England and Wales have a fine inheritance of vernacular timber architecture. The majority of timber framed buildings were not originally prestigious but they have become more precious as they have become rarer. Framed structures are easy to put up and therefore easy to remove. It is the process of alteration and rebuilding, in response to changing need and fashion, rather than the false but generally held perception that timber is a relatively short lived material that is responsible for the diminished stock of historic timber buildings in England and Wales.

For thousands of years indigenous timber species provided the main source of structural material for building. During this time a management system developed for trees and woodland which provided society with a renewable and sustainable supply of timber and woodland products. The greatest period of timber building in England and Wales was between 1200 AD and 1700 AD, a period which saw the development of a sophisticated prefabricated building system which provided the majority of buildings throughout the cities, towns and villages.

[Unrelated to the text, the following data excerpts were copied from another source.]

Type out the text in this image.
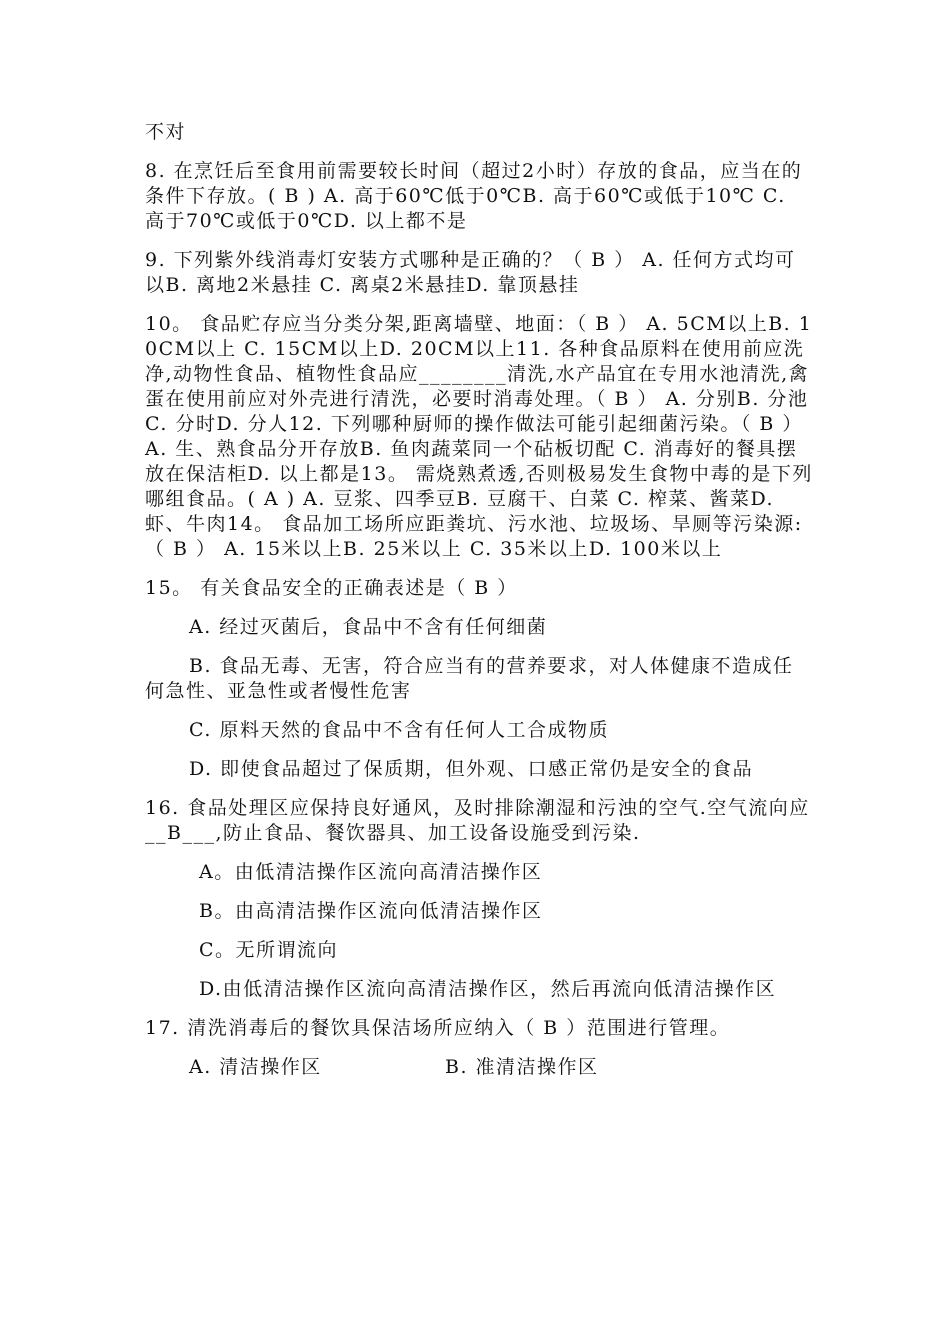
不对

8. 在烹饪后至食用前需要较长时间（超过2小时）存放的食品，应当在的条件下存放。( B ) A. 高于60℃低于0℃B. 高于60℃或低于10℃ C. 高于70℃或低于0℃D. 以上都不是

9. 下列紫外线消毒灯安装方式哪种是正确的？（ B ） A. 任何方式均可以B. 离地2米悬挂 C. 离桌2米悬挂D. 靠顶悬挂

10。 食品贮存应当分类分架,距离墙壁、地面：（ B ） A. 5CM以上B. 10CM以上 C. 15CM以上D. 20CM以上11. 各种食品原料在使用前应洗净,动物性食品、植物性食品应________清洗,水产品宜在专用水池清洗,禽蛋在使用前应对外壳进行清洗，必要时消毒处理。（ B ） A. 分别B. 分池 C. 分时D. 分人12. 下列哪种厨师的操作做法可能引起细菌污染。（ B ） A. 生、熟食品分开存放B. 鱼肉蔬菜同一个砧板切配 C. 消毒好的餐具摆放在保洁柜D. 以上都是13。 需烧熟煮透,否则极易发生食物中毒的是下列哪组食品。( A ) A. 豆浆、四季豆B. 豆腐干、白菜 C. 榨菜、酱菜D. 虾、牛肉14。 食品加工场所应距粪坑、污水池、垃圾场、旱厕等污染源:（ B ） A. 15米以上B. 25米以上 C. 35米以上D. 100米以上

15。 有关食品安全的正确表述是（ B ）

A. 经过灭菌后，食品中不含有任何细菌

B. 食品无毒、无害，符合应当有的营养要求，对人体健康不造成任何急性、亚急性或者慢性危害

C. 原料天然的食品中不含有任何人工合成物质

D. 即使食品超过了保质期，但外观、口感正常仍是安全的食品

16. 食品处理区应保持良好通风，及时排除潮湿和污浊的空气.空气流向应__B___,防止食品、餐饮器具、加工设备设施受到污染.

A。由低清洁操作区流向高清洁操作区

B。由高清洁操作区流向低清洁操作区

C。无所谓流向

D.由低清洁操作区流向高清洁操作区，然后再流向低清洁操作区

17. 清洗消毒后的餐饮具保洁场所应纳入（ B ）范围进行管理。

A. 清洁操作区	B. 准清洁操作区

The growth cycle of the indigenous broad-leaf trees of Northern Europe is such that once the root stock has become established, if the tree is felled, it will rapidly regenerate growth above ground, sending up a series of shoots, known as ‘spring’, as opposed to the original single stem. It is known that some root stocks have lasted for 1000 years, regularly being cut and re-growing thus providing a continuous renewable crop of wood. This process of management is known as coppicing. The expertise lay in selecting which shoots should be allowed to grow-on to produce usable timber for construction (Standards) and which could be allowed to grow for a limited period to provide fuel and other woodland products. Medieval carpenters were supplied with timber from a commercially managed woodland economy that was already ancient.

Many of the sophisticated planning and building techniques which the Romans introduced to England were abandoned rapidly after their departure in 410 AD. The Saxons, who gradually displaced the Britons to the western extremities of England and Wales after the Romans left, were timber builders rather than masons.

There is little evidence of a significant change in either the structural or jointing carpentry techniques immediately following the Norman conquest. One of the main reasons we are only allowed glimpses of the sophistication of the craft of carpentry pre 1200 is that builders retained the archaic means of fixing and stabilising their timber structures by sinking the posts into the ground or a continuous series of logs into a trench. While these ‘earth-fast’ systems provided a stable structure, it was at the cost of their longevity.